Story: Peter Calloway
Art: Georges Jeanty
Letterer: Charles Pritchett
What They Say:
Years in the making, this is the true story of writer Peter Calloway’s grandfather, Nathaniel Calloway, a Black man who graduated from medical school in the early 1930s. Unable to get work at any Chicago hospitals because he was Black and unable to secure a loan from a bank to start his own practice because he was Black, he turned to another source of money in Prohibition-era Chicago: the Mafia, run by none other than Al Capone.
As Calloway himself says, “On the one hand, his story represents the promise of America. On the other hand, it shows the worst of it.”
Content: (please note that content portions of a review may contain spoilers):
Shadow Doctor is a series that I’ll say I wasn’t looking forward to in a big way mostly because I’d only see the cover artwork and it doesn’t do anything to sell the book, at least to me. I’m not sure what would work better for the material, but for me that was the biggest stumbling block and then a mixture of being based on a true family story. I’m not familiar with any of Peter Calloway’s comic work but I liked his time on Cloak & Dagger, a series that disappeared far too soon, and I have fond memories of Brothers & Sisters that he work on multiple episodes of. His work here is far more personal and that definitely gives it a different flavor but also one where Georges Jeanty brings his interpretation of it to life and we get a really great collaborative experience that shines with Juancho working the color design.
With so many stories of the past focusing on certain key periods, the 1930s is generally not one of them and that provides for a very welcome change. The story follows Nathaniel Calloway, first starting in 1923 as a young man as he’s driving trucks for the local mafia during prohibition for the Italians. We see how things go badly during one of the drives when they get attacked by the Irish and a gunfight ensues, causing Nathaniel to rethink his life.
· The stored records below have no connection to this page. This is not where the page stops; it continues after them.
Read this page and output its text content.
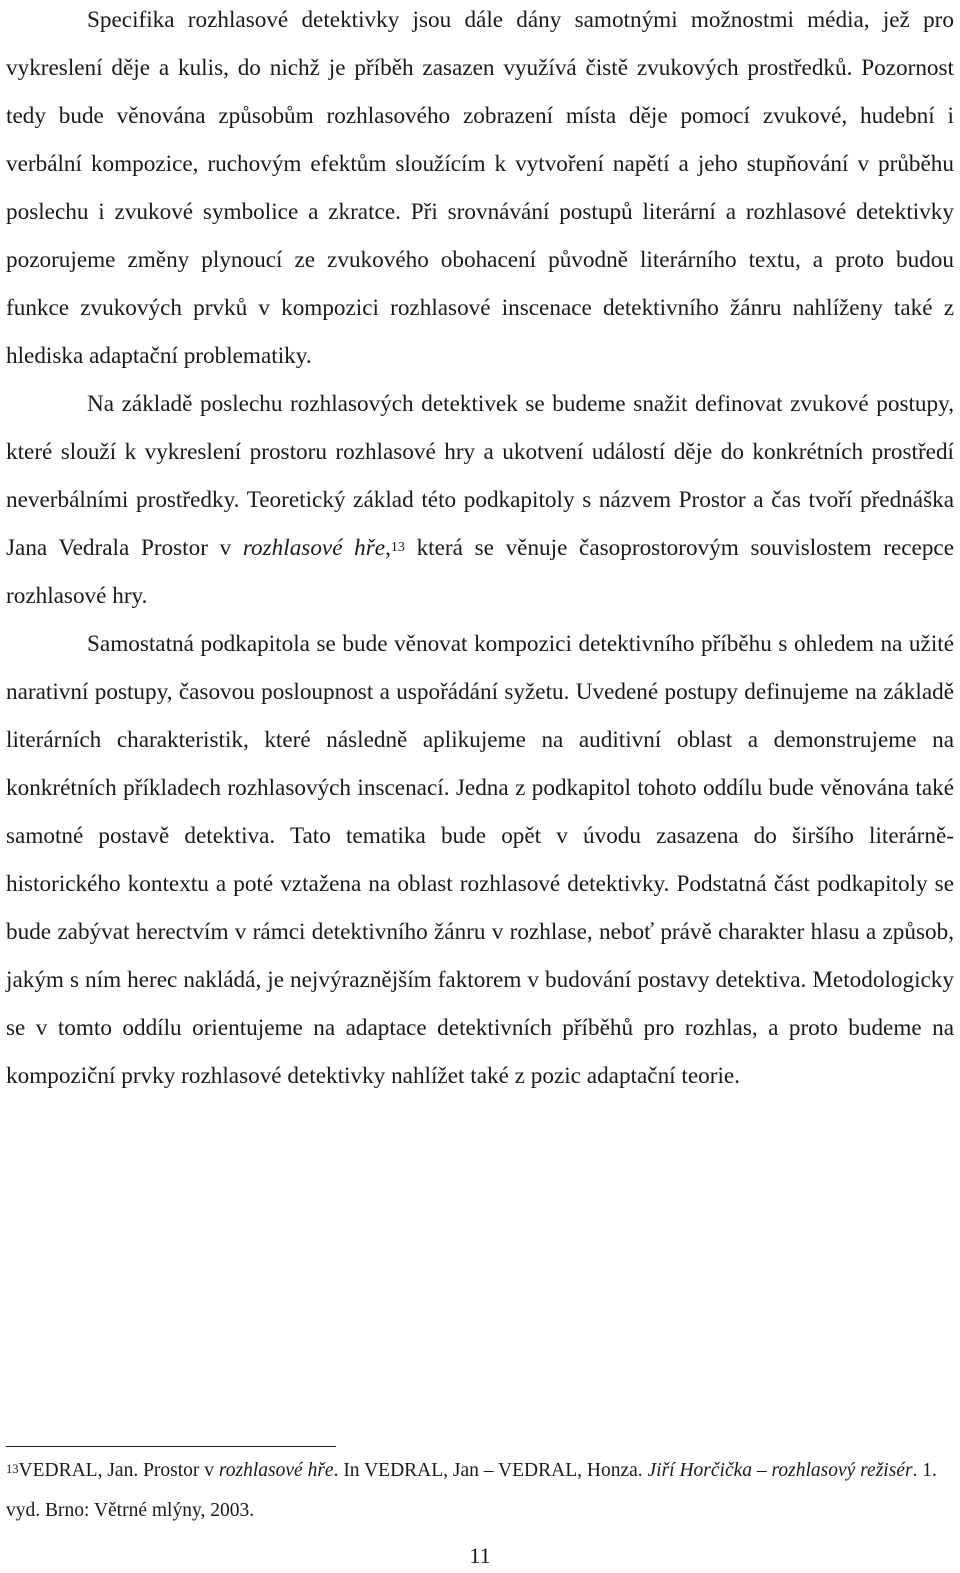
Specifika rozhlasové detektivky jsou dále dány samotnými možnostmi média, jež pro vykreslení děje a kulis, do nichž je příběh zasazen využívá čistě zvukových prostředků. Pozornost tedy bude věnována způsobům rozhlasového zobrazení místa děje pomocí zvukové, hudební i verbální kompozice, ruchovým efektům sloužícím k vytvoření napětí a jeho stupňování v průběhu poslechu i zvukové symbolice a zkratce. Při srovnávání postupů literární a rozhlasové detektivky pozorujeme změny plynoucí ze zvukového obohacení původně literárního textu, a proto budou funkce zvukových prvků v kompozici rozhlasové inscenace detektivního žánru nahlíženy také z hlediska adaptační problematiky.

Na základě poslechu rozhlasových detektivek se budeme snažit definovat zvukové postupy, které slouží k vykreslení prostoru rozhlasové hry a ukotvení událostí děje do konkrétních prostředí neverbálními prostředky. Teoretický základ této podkapitoly s názvem Prostor a čas tvoří přednáška Jana Vedrala Prostor v rozhlasové hře,$^{13}$ která se věnuje časoprostorovým souvislostem recepce rozhlasové hry.

Samostatná podkapitola se bude věnovat kompozici detektivního příběhu s ohledem na užité narativní postupy, časovou posloupnost a uspořádání syžetu. Uvedené postupy definujeme na základě literárních charakteristik, které následně aplikujeme na auditivní oblast a demonstrujeme na konkrétních příkladech rozhlasových inscenací. Jedna z podkapitol tohoto oddílu bude věnována také samotné postavě detektiva. Tato tematika bude opět v úvodu zasazena do širšího literárně-historického kontextu a poté vztažena na oblast rozhlasové detektivky. Podstatná část podkapitoly se bude zabývat herectvím v rámci detektivního žánru v rozhlase, neboť právě charakter hlasu a způsob, jakým s ním herec nakládá, je nejvýraznějším faktorem v budování postavy detektiva. Metodologicky se v tomto oddílu orientujeme na adaptace detektivních příběhů pro rozhlas, a proto budeme na kompoziční prvky rozhlasové detektivky nahlížet také z pozic adaptační teorie.

$^{13}$VEDRAL, Jan. Prostor v rozhlasové hře. In VEDRAL, Jan – VEDRAL, Honza. Jiří Horčička – rozhlasový režisér. 1. vyd. Brno: Větrné mlýny, 2003.

11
He’s earned the respect of the Italians in this and took advantage of being able to go to medical school to become a doctor. And that takes us to 1931 where the bulk of the book takes place as it explores how Nathaniel has to face institutional racism in just trying to do what he’s got the skills to do.
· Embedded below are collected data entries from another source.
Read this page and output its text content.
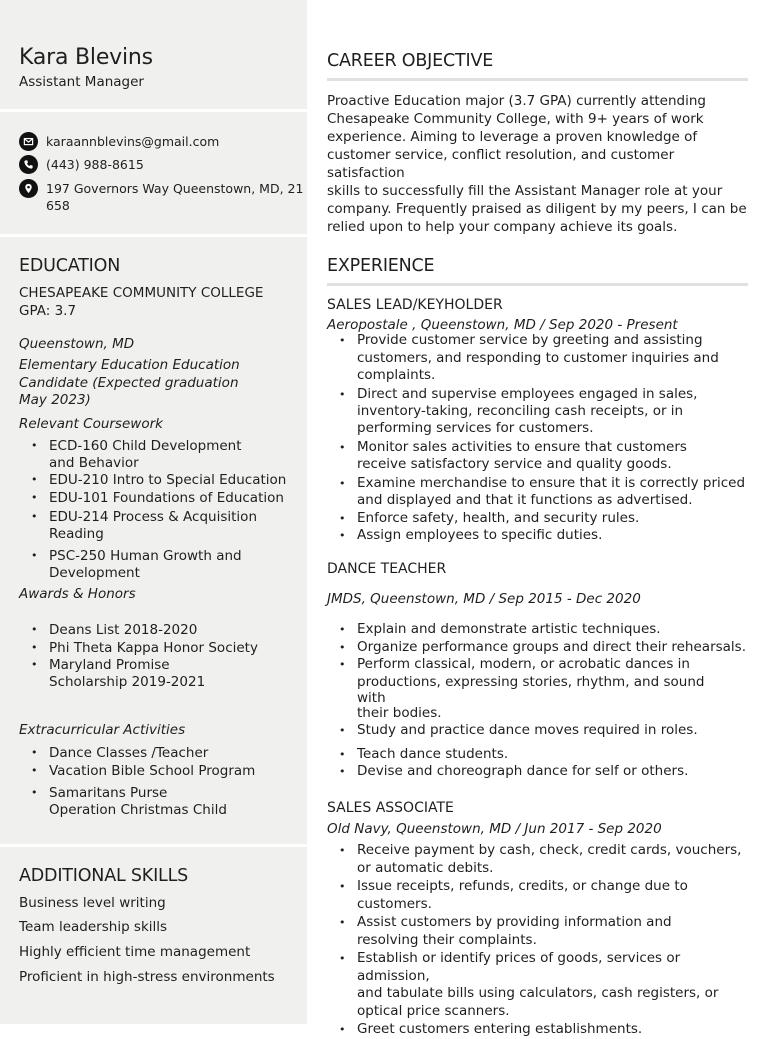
Kara Blevins
Assistant Manager
karaannblevins@gmail.com
(443) 988-8615
197 Governors Way Queenstown, MD, 21
658
EDUCATION
CHESAPEAKE COMMUNITY COLLEGE
GPA: 3.7
Queenstown, MD
Elementary Education Education
Candidate (Expected graduation
May 2023)
Relevant Coursework
• ECD-160 Child Development
and Behavior
• EDU-210 Intro to Special Education
• EDU-101 Foundations of Education
• EDU-214 Process & Acquisition
Reading
• PSC-250 Human Growth and
Development
Awards & Honors
• Deans List 2018-2020
• Phi Theta Kappa Honor Society
• Maryland Promise
Scholarship 2019-2021
Extracurricular Activities
• Dance Classes /Teacher
• Vacation Bible School Program
• Samaritans Purse
Operation Christmas Child
ADDITIONAL SKILLS
Business level writing
Team leadership skills
Highly efficient time management
Proficient in high-stress environments
CAREER OBJECTIVE
Proactive Education major (3.7 GPA) currently attending
Chesapeake Community College, with 9+ years of work
experience. Aiming to leverage a proven knowledge of
customer service, conflict resolution, and customer satisfaction
skills to successfully fill the Assistant Manager role at your
company. Frequently praised as diligent by my peers, I can be
relied upon to help your company achieve its goals.
EXPERIENCE
SALES LEAD/KEYHOLDER
Aeropostale , Queenstown, MD / Sep 2020 - Present
• Provide customer service by greeting and assisting
customers, and responding to customer inquiries and
complaints.
• Direct and supervise employees engaged in sales,
inventory-taking, reconciling cash receipts, or in
performing services for customers.
• Monitor sales activities to ensure that customers
receive satisfactory service and quality goods.
• Examine merchandise to ensure that it is correctly priced
and displayed and that it functions as advertised.
• Enforce safety, health, and security rules.
• Assign employees to specific duties.
DANCE TEACHER
JMDS, Queenstown, MD / Sep 2015 - Dec 2020
• Explain and demonstrate artistic techniques.
• Organize performance groups and direct their rehearsals.
• Perform classical, modern, or acrobatic dances in
productions, expressing stories, rhythm, and sound
with
their bodies.
• Study and practice dance moves required in roles.
• Teach dance students.
• Devise and choreograph dance for self or others.
SALES ASSOCIATE
Old Navy, Queenstown, MD / Jun 2017 - Sep 2020
• Receive payment by cash, check, credit cards, vouchers,
or automatic debits.
• Issue receipts, refunds, credits, or change due to
customers.
• Assist customers by providing information and
resolving their complaints.
• Establish or identify prices of goods, services or admission,
and tabulate bills using calculators, cash registers, or
optical price scanners.
• Greet customers entering establishments.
With it being somewhat framed as Nathaniel telling his son about his past knowing that his own death is coming soon decades later, it allows for some contextualizing in the present but it’s not really necessary other than to the show the bonds that carry down the decades and makes it a personal story. Nathaniel’s tale is more than engaging in 1931 as we see him being hired at a hospital based on a recommendation received, but because he’s black he can’t even enter the building. It’s not personal they say, but when you receive rejection after rejection, hospitals you can work at being closed because there’s no funding for it, and banks that refuse to deal with you, it feels very personal. We see him reconnecting with his mafia side, the intent clear but unstated in the early pages of it here, as the Italians he ran with have grown in stature and notoriety over the years and may be able to offer him something there. But even here he faces the same kinds of issues, only salved by the fact that he has a history that the newer guys don’t know about.
There’s a lot of good detail to be had in this book but what I’m the happiest about is that Peter Calloway was able to make this completely accessible with the time period, the characters, and moving around in the timeline so that you get the scope of things. I always dread first issues because so many forget how to set the foundations to bring readers into it rather than frustrating them. Here, he makes me want to know all about Nathaniel’s story from the mafia time driving the trucks to the struggle to find work as a doctor and beyond. And to see what has haunted him for years so as to not tell his family about it until his deathbed. Georges Jeantry brings it to life beautifully and captures the places and people with really great style that lets you feel like these are real lived-in places, not just notes for a story design. I’m excited to see what comes.